The state of Victoria, Australia, boasts some truly spectacular sites ranging from striking coastlines to the peaks of the Australian Alps, with acres of vineyards and the bustling, cosmopolitan city of Melbourne in between. Unfortunately, the area is also known for its pollution. “According to Environment Victoria, Victorians have the unenviable badge of being the most polluting people per capita on the planet,” says Tanya Jackson, asset management services manager for the renewable energy company RES Australia. “The brown coal the region uses [to generate heat and electricity] creates more pollution than black coal or natural gas.”
This reality clashes with a goal Australia has set for itself. The country wants to source 23.5 percent of the country’s energy needs from renewables by 2020. The state of Victoria, however, has introduced its own, more aggressive target of 25 percent by 2020 and 40 percent by 2025. Victoria is helping the country with a new wind farm in Ararat, an agricultural region about 180 kilometers (112 miles) northwest of Melbourne. Spread over more than 5,000 hectares of rolling green hills, Ararat Wind Farm, which started generating power to the grid in September last year, is the third-largest wind farm in Australia. The US$450 million development holds 75 GE wind turbines and has the capacity to generate enough energy to power 120,000 homes — or 6 percent of all Victoria households — per year.
This also “equates to 280,000 metric tonnes of savings in carbon dioxide annually,” Jackson says. “It’s the equivalent of 6,500 full of coal.” Her company, RES Australia, runs the wind farm, which GE Capital partially financed and which uses GE wind turbines.

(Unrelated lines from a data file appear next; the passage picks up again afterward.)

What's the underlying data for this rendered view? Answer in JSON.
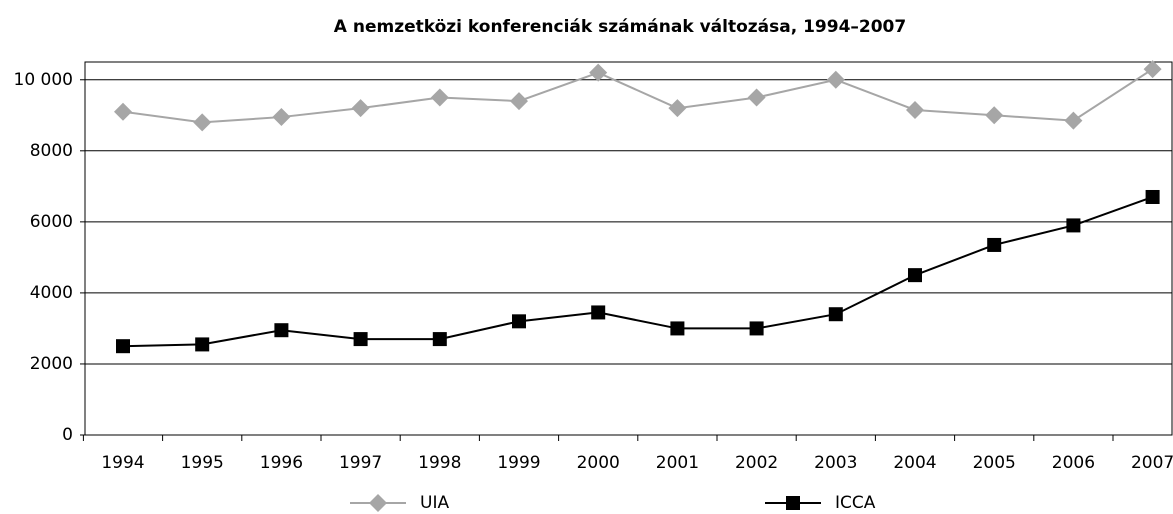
{
  "chart_data": {
    "type": "line",
    "title": "A nemzetközi konferenciák számának változása, 1994–2007",
    "categories": [
      "1994",
      "1995",
      "1996",
      "1997",
      "1998",
      "1999",
      "2000",
      "2001",
      "2002",
      "2003",
      "2004",
      "2005",
      "2006",
      "2007"
    ],
    "series": [
      {
        "name": "UIA",
        "color": "#a6a6a6",
        "marker": "diamond",
        "values": [
          9100,
          8800,
          8950,
          9200,
          9500,
          9400,
          10200,
          9200,
          9500,
          10000,
          9150,
          9000,
          8850,
          10300
        ]
      },
      {
        "name": "ICCA",
        "color": "#000000",
        "marker": "square",
        "values": [
          2500,
          2550,
          2950,
          2700,
          2700,
          3200,
          3450,
          3000,
          3000,
          3400,
          4500,
          5350,
          5900,
          6700
        ]
      }
    ],
    "ylim": [
      0,
      10500
    ],
    "yticks": [
      0,
      2000,
      4000,
      6000,
      8000,
      {
        "value": 10000,
        "label": "10 000"
      }
    ],
    "grid": true,
    "legend": "bottom"
  }
}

Ararat is an example of what’s possible with GE solutions that benefit both the bottom line and the environment. GE says that since 2005, such technologies have reduced global carbon dioxide emissions by 5.5 gigatonnes and have provided costs savings of over $3.4 billion to GE and its customers. GE’s wind power alone has displaced 160 million tonnes of coal and avoided 600 million metric tonnes of carbon dioxide emission.